Allen G. Burgess, D.B.A., is president of Data Integrity. He is a graduate of Massachusetts Institute of Technology and Boston University. He served in the U.S. Air Force and was assigned to the National Security Agency. His career spans thirty years beginning with computer design at Honeywell Information Systems, where he designed four computer systems and rose to the rank of chief engineer. He left Honeywell to join Raytheon, where he served as computer and displays laboratory manager and supervised the design of military computers. He left Raytheon to start Sequoia Systems, a manufacturer of fault-tolerant computers. In 1984 he started Data Integrity, where he holds a patent for a solution to the Y2K problem.

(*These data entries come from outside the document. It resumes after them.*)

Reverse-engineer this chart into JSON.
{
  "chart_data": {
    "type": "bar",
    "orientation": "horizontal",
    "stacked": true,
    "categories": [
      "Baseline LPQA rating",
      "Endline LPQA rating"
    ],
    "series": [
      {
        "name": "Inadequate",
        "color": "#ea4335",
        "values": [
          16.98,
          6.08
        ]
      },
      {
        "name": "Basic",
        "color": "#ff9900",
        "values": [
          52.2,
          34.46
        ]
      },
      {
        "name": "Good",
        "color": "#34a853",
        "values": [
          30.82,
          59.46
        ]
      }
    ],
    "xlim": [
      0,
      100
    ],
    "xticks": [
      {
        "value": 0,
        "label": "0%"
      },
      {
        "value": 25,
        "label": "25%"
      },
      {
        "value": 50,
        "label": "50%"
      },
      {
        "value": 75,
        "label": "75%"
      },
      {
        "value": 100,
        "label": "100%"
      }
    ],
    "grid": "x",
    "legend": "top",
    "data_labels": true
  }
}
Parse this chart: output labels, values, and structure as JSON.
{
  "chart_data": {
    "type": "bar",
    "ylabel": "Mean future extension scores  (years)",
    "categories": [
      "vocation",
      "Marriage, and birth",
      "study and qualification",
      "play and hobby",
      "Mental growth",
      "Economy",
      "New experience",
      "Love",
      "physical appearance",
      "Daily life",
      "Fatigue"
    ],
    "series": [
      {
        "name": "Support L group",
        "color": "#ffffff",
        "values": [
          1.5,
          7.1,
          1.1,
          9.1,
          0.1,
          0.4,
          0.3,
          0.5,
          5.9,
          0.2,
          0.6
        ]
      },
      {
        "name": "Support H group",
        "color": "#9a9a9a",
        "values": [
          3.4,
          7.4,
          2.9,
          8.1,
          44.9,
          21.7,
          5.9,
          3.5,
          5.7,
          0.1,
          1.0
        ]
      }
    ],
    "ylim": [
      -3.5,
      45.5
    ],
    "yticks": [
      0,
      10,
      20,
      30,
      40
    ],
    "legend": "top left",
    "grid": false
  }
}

Robert K. Ressler, M.S., is a criminologist in private practice and the director of Forensic Behavioral Services, a Virginia-based organization dedicated to training, lecturing, consultation, and expert witness testimony. He is an expert in the area of violent criminal offenders, particularly serial and sexual homicide. He is a specialist in the area of criminology, criminal personality profiling, crime scene analysis, homicide, sexual assaults, threat assessment, workplace violence, and hostage negotiation. He is a twentyyear veteran of the FBI, serving sixteen years in the Behavioral Science Unit as a supervisory special agent and criminologist, retiring in 1990. He developed many of the programs that led to the formulation of the FBI’s National Center for the Analysis of Violent Crime.